La Corte di cassazione (Sez. III pen.), con la
sentenza n. 216/2023, si è pronunciata con riferimento al reato di dichiarazione fraudolenta mediante l'utilizzo di fatture per operazioni inesistenti, di cui all'art. 2 del D.lgs. n. 74 del 2000, ribadendo la sua configurabilità nell’ambito dell’intermediazione illegale di manodopera.
Il caso - In estrema sintesi, il Tribunale di Brindisi, pronunciandosi in materia di misure cautelari reali, ha accolto l’appello del Procuratore della Repubblica e, in riforma del provvedimento del GIP, ha disposto il sequestro preventivo ai fini di confisca del profitto dell’ipotizzato reato fiscale, in via diretta, nei confronti di tre società di capitali, nonché, per equivalente, nei confronti dei due indagati, nelle rispettive qualità di amministratore di fatto e di amministratore di diritto delle predette società.
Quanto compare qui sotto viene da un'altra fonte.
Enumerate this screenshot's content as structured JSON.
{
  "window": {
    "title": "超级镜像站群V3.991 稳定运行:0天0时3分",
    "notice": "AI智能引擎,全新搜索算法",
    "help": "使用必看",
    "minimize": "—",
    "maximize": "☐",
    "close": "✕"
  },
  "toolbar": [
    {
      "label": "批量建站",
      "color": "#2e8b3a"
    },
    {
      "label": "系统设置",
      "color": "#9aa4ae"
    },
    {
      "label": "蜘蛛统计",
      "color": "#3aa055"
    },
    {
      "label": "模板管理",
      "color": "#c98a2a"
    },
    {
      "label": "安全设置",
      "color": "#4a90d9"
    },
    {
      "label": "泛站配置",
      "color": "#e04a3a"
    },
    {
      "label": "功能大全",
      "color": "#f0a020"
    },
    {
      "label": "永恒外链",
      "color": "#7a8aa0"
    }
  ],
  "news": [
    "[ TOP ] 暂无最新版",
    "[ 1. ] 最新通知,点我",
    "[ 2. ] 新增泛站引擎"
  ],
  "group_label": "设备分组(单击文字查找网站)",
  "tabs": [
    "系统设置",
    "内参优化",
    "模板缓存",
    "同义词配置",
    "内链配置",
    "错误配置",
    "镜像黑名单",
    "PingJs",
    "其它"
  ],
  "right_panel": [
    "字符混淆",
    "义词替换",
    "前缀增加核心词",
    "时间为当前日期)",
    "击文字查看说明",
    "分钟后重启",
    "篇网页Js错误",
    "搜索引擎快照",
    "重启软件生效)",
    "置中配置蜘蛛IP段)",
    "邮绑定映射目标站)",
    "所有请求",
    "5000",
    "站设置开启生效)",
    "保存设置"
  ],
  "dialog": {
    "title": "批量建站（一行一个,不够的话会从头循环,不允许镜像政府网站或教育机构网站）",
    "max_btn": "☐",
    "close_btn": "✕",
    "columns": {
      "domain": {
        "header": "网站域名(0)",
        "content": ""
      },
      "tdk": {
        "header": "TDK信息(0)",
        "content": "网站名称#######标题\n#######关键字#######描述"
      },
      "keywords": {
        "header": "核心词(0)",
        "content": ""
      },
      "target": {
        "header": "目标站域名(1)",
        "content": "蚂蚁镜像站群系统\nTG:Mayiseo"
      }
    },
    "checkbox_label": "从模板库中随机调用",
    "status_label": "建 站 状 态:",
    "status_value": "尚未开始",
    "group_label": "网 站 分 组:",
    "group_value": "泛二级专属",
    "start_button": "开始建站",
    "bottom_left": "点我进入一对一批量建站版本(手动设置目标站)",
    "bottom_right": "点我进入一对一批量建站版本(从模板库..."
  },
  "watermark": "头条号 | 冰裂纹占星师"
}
Ebbene, poiché nella vicenda in esame l’ipotesi accusatoria si fonda sull’inesistenza delle operazioni fatturate, dissimulate da fittizi contratti d’appalto di prestazioni di servizi, gli Ermellini hanno avuto occasione di riaffermare, in particolare, i seguenti principi di diritto:
- integra il delitto di dichiarazione fraudolenta mediante uso di fatture o altri documenti per operazioni soggettivamente inesistenti ai fini IVA l'utilizzo di elementi passivi fittizi costituiti da fatture emesse da una società che, attraverso contratti simulati di appalto di servizi, abbia in realtà effettuato attività di intermediazione illegale di manodopera, stante la diversità tra il soggetto che ha effettuato la prestazione, ovvero i singoli lavoratori, e quello indicato in fattura (coì già Cass. Sez. III pen. n. 11633/2022);
- in tema di reati tributari, nel caso di delitto deliberato e direttamente realizzato da singoli componenti del consiglio di amministrazione di una società di capitali nel cui ambito non sia stata conferita alcuna specifica delega, ciascuno degli altri amministratori risponde a titolo di concorso per omesso impedimento dell'evento, ove sia ravvisabile una violazione dolosa dello specifico obbligo di vigilanza e di controllo sull'andamento della gestione societaria derivante dalla posizione di garanzia di cui all'art. 2392 cod. civ. (così già Cass. Sez. III pen. n. 30689/2021, in fattispecie di dichiarazione fraudolenta mediante l'utilizzo di fatture per operazioni inesistenti).
In considerazione di questi principi, l’ordinanza impugnata è risultata corretta in ordine all’affermata sussistenza del “fumus commissi delicti” in capo ai ricorrenti, mentre, per quanto riguarda il requisito del “periculum in mora”, gli Ermellini hanno riscontrato il denunciato difetto di motivazione.
Infatti, il Giudice di merito ha testualmente affermato che, «trattandosi di sequestro finalizzato alla confisca per equivalente, è necessaria e sufficiente, in quanto obbligatoria, la qualificazione delle cose sequestrate come oggettivamente confiscabili, senza alcune necessità del periculum in mora».
Tale affermazione, fanno notare dal “Palazzaccio”, si pone in diretto contrasto con il principio enunciato dalle Sezioni Unite penali (sent. n. 36959/2021), confermato da diverse successive decisioni anche con specifico riferimento ai delitti di cui al D.lgs. n. 74/00 (v., ad esempio, Cass. Sez. III pen. 37727/2022), in forza del quale
«il provvedimento di sequestro preventivo di cui all'art. 321, comma 2, cod. proc. pen., finalizzato alla confisca di cui all'art. 240 cod. pen., deve contenere la concisa motivazione anche del "periculum in mora", da rapportare alle ragioni che rendono necessaria l'anticipazione dell'effetto ablativo della confisca rispetto alla definizione del giudizio, salvo restando che, nelle ipotesi di sequestro delle cose la cui fabbricazione, uso, porto, detenzione o alienazione costituisca reato, la motivazione può riguardare la sola appartenenza del bene al novero di quelli confiscabili "ex lege"».
Di conseguenza gli Ermellini hanno imposto al Tribunale di Brindisi, in sede di giudizio di rinvio, di pronunciarsi nuovamente rispetto alla sussistenza o meno delle esigenze cautelari, rigettando il ricorso dei due indagati nel resto.